Mourir n’est rien pour un guerrier, mais s’il fallait qu’on le porte à l’échafaud à l’état de loque brisée par les tourments et débitée ensuite comme viande de boucherie, cette idée-là le révoltait et lui donnait la chair de poule. Il voulait pouvoir regarder le bourreau dans les yeux et dominer de toute sa taille la foule venue là comme au spectacle.

– Sait-on quand mon tour viendra ? demanda-t-il d’une voix cependant ferme.

Le vieil homme haussa les épaules et regarda le prisonnier avec une vague pitié.

– J’sais bien qu’c’est pas agréable à entendre, mais j’crois qu’c’est pour demain. On m’a donné avis qu’un moine viendrait cette nuit pour vous exhorter. Va vous falloir du courage.

– Si je n’en avais pas, je ne serais pas ici.

Le geôlier avait enfin déposé son pain et sa cruche et, comme un bon valet de chambre, secouait la couverture abandonnée sur la couchette.

– Vous avez eu d’la chance jusqu’ici ! On vous a donné la meilleure chambre d’l’étage, celle qu’on a r’faite.

– Refaite ? fit Selongey en considérant les murs salpêtrés, la voûte que l’été bourguignon ne parvenait pas à sécher et la paille à demi pourrie qui couvrait le sol. Il doit y avoir longtemps ?

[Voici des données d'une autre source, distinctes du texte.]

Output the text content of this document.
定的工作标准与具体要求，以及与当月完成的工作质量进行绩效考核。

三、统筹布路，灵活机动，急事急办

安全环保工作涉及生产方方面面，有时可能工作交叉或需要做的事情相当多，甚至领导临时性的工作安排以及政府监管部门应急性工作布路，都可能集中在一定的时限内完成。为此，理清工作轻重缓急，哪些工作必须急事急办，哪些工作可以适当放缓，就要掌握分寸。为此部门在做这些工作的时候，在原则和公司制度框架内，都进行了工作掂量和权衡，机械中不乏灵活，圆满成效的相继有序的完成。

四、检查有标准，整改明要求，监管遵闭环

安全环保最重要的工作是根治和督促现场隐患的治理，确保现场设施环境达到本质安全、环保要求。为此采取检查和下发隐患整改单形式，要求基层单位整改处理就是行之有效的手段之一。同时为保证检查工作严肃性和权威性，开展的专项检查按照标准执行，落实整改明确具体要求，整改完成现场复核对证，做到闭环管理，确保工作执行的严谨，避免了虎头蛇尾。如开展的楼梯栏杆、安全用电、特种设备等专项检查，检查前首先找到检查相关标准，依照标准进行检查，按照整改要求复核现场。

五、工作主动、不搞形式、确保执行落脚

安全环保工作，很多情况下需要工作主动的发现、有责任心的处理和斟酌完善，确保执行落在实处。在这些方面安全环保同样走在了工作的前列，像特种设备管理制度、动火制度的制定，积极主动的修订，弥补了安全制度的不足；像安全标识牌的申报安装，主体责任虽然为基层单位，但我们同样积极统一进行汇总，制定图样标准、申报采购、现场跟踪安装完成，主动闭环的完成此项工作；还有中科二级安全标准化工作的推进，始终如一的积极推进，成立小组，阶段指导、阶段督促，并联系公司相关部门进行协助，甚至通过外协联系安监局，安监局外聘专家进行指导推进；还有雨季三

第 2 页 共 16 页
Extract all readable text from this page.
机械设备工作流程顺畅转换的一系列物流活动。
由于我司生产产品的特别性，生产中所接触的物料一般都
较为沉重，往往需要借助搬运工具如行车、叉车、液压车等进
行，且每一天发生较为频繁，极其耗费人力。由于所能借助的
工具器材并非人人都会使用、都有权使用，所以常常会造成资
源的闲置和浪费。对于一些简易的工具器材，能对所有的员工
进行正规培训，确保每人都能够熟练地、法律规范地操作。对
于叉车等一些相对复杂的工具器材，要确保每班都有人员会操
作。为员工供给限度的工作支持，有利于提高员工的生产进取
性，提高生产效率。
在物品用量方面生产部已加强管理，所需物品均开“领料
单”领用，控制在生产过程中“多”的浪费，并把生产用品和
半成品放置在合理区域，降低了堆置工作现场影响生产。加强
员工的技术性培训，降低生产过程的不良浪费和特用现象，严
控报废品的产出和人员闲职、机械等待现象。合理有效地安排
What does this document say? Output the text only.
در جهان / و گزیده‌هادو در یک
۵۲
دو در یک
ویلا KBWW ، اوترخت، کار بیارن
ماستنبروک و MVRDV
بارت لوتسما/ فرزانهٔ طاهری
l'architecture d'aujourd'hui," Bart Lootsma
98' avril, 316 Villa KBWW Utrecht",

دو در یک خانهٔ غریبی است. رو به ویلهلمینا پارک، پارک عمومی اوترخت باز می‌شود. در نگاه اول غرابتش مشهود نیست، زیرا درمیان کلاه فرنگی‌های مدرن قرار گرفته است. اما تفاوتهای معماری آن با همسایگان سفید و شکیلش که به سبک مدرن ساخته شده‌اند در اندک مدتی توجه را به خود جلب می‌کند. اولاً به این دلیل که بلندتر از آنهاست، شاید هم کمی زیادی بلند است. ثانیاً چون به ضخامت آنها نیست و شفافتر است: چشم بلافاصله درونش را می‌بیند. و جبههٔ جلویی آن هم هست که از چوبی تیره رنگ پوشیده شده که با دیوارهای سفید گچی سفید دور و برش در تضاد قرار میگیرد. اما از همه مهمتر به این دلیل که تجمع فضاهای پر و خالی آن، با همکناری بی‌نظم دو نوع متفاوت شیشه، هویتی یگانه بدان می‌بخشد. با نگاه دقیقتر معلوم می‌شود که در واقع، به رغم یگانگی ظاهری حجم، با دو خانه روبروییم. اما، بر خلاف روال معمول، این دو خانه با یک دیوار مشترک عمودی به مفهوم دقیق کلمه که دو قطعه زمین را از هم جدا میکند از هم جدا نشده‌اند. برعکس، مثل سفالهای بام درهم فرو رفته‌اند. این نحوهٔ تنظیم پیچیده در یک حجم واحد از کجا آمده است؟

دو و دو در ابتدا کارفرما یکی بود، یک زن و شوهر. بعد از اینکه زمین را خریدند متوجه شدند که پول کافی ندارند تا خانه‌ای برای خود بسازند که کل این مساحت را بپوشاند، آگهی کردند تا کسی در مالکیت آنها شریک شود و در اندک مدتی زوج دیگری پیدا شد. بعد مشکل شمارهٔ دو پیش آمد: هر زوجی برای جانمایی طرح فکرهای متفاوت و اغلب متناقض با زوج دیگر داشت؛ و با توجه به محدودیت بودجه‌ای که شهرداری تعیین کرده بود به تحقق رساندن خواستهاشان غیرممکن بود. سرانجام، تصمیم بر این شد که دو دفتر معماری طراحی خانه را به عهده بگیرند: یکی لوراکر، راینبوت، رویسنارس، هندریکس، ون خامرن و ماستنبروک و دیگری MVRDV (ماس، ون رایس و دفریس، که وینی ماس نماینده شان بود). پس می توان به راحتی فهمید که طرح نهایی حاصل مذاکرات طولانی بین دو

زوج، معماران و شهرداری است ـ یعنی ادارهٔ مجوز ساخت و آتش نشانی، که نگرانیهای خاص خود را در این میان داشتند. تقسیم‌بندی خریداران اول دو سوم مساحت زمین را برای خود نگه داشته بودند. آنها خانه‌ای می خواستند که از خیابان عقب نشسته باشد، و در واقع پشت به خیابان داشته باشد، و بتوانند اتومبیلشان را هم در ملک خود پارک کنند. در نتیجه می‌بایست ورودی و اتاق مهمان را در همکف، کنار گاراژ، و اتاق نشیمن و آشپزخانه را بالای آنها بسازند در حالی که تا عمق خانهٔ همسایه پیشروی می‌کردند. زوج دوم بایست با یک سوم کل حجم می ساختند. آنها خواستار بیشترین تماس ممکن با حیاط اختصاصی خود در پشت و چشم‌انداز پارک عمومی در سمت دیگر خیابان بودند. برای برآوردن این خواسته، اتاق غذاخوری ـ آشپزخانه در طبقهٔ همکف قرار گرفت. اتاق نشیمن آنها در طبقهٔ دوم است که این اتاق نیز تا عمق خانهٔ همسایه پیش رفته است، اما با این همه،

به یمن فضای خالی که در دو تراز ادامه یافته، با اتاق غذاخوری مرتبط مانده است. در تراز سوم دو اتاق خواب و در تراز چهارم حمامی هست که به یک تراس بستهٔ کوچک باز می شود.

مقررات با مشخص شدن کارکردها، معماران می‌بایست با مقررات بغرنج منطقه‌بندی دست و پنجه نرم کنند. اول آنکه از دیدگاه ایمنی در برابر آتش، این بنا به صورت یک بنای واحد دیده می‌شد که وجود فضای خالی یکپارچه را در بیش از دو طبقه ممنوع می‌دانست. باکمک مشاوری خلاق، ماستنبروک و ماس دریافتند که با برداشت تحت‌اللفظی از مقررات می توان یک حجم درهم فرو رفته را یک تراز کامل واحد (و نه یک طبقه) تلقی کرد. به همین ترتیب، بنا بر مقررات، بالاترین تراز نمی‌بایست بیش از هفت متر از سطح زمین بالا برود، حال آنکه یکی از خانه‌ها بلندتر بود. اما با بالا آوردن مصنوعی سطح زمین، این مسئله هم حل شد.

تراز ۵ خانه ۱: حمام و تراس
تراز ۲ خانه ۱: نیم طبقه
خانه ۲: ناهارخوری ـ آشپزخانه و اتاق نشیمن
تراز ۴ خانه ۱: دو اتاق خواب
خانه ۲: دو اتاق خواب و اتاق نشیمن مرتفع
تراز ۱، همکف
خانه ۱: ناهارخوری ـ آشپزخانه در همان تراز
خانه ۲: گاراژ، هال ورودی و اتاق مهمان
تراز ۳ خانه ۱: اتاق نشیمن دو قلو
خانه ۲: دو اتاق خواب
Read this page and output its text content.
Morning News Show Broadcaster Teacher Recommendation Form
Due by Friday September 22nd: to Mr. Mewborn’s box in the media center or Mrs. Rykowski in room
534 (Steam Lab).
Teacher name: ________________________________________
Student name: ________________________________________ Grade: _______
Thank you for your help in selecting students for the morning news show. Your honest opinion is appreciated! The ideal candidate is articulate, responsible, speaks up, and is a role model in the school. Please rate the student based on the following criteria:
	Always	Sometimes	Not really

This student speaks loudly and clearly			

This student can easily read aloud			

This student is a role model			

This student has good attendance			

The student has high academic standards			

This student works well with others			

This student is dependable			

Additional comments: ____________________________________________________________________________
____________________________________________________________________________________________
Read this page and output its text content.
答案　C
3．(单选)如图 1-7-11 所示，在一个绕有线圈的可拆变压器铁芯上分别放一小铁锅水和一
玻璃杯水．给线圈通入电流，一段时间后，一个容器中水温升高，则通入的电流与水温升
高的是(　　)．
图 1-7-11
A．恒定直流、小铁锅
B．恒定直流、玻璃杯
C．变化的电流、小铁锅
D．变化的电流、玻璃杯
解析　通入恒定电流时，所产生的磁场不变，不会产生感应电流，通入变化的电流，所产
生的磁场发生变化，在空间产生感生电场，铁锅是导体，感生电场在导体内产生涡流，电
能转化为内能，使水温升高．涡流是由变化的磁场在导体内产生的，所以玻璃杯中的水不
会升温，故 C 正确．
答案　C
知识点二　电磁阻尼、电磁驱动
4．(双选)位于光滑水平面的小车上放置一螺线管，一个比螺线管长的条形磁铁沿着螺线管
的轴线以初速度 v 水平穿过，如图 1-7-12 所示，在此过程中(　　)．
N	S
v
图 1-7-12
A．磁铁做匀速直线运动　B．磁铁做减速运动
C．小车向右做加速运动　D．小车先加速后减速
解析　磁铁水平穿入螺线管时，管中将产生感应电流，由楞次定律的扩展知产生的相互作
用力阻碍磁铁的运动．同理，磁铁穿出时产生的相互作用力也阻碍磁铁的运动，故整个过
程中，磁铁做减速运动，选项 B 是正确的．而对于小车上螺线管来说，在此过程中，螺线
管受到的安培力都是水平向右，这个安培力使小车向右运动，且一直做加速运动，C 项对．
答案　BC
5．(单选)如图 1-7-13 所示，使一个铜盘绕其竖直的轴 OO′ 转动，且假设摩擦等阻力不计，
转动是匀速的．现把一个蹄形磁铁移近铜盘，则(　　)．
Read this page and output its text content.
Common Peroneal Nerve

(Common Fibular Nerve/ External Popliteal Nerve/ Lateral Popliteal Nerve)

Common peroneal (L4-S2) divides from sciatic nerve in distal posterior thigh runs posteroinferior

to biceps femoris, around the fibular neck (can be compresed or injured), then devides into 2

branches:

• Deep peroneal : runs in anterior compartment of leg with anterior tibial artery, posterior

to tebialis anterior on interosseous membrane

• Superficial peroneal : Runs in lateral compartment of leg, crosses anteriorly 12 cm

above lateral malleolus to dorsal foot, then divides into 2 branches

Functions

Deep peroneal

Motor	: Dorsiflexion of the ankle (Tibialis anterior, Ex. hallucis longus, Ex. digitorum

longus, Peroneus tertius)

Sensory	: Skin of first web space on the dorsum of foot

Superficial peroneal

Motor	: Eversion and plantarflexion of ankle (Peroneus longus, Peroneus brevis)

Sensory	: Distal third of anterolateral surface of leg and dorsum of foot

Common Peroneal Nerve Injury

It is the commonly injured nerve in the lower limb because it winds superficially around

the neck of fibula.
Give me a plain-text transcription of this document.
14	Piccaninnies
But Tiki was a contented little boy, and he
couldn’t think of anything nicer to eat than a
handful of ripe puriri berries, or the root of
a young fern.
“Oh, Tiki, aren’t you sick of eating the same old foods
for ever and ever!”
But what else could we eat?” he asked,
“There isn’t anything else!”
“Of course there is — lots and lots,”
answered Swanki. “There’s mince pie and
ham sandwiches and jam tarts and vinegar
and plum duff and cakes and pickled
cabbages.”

– Sûr qu’ç’a fait un bail, mais moi qui vous cause, j’ai connu c’te prison sans rien d’autre que d’la paille. Les chaînes étaient vieilles et rouillées et les rats couraient comme chez eux. Pourtant j’ai vu, là-dedans, une pauv’ fille mettre au monde un enfant. Elle avait commis le péché de chair avec son frère et aussi celui d’adultère mais elle était toute jeunette, toute mignonne, et de la voir se tordre dans les douleurs pendant des heures, ça m’a serré le cœur.

Philippe avait pâli et regardait avec horreur, à présent, cette prison qui jusqu’alors ne lui avait pas semblé bien différente de celles qu’il avait pu connaître.

– Elle s’appelait Marie de Brévailles, n’est-ce pas ? murmura-t-il. Et elle est morte cinq jours après...

– C’est ça tout juste ! fit le geôlier éberlué. Vous la connaissiez ?

– Non, mais j’ai connu son frère autrefois, au service de monseigneur de Charolais. C’est une triste histoire, en effet.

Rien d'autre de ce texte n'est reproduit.